In the workplace, there is such a thing as being too nurturing and too concerned with everyone's feelings and whether you're the kind of person your colleagues would invite to a dinner party. In general, if anyone's guilty of this, it's women.

"When a male manager needs something done, he'll say something like, 'Jones, have this completed and on my desk by the close of business tomorrow,'" said Thomas, a chemist in the cosmetic industry who's been in the workforce three decades and claims he hasn't had a female manager that "didn't end in disaster."

"A female manager in the same situation will say something like, 'Mr. Jones, if you're not too busy, would you mind completing this work as soon as you can? Thanks. I would really appreciate it,'" Thomas continued. "In the female manager's mind, what she just said conveyed exactly the same sense of urgency as the male manager. But that is not what a male worker hears. I hear 'If you're not too busy,' and my mind automatically assigns whatever comes after that a low priority."
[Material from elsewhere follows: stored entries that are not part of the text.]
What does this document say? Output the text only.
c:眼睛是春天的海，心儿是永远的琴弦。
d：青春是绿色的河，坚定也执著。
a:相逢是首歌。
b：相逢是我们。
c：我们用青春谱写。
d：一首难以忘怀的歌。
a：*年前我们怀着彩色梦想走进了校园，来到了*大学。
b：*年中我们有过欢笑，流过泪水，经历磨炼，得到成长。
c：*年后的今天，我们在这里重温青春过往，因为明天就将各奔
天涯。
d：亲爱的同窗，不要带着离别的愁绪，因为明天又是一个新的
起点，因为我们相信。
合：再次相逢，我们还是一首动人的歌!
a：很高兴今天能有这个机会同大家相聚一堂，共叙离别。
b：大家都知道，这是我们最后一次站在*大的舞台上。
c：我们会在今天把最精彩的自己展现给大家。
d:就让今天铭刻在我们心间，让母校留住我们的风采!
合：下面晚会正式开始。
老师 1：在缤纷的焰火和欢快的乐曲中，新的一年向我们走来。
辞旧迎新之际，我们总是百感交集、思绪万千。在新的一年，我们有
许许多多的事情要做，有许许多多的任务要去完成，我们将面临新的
Okay, that's just one guy's take. But Flett, founder of Ghost CEO, an international consultancy that's helped more than 3,500 women with their professional development, said that female managers could stand to take a page from their male counterparts in the communication department.

Besides cutting to the chase when doling out orders, Flett said, women would do well to train their eyes on the prize a bit more often.

"Women are so focused on the process," Flett said. "They want to make sure that everyone feels included and that they're getting everyone's feedback."

While there's no denying that a little nurturing goes a long way, Flett argues that too much of it can stand in the way of a woman's career advancement, especially when you consider that men are more goal-driven than concerned about process.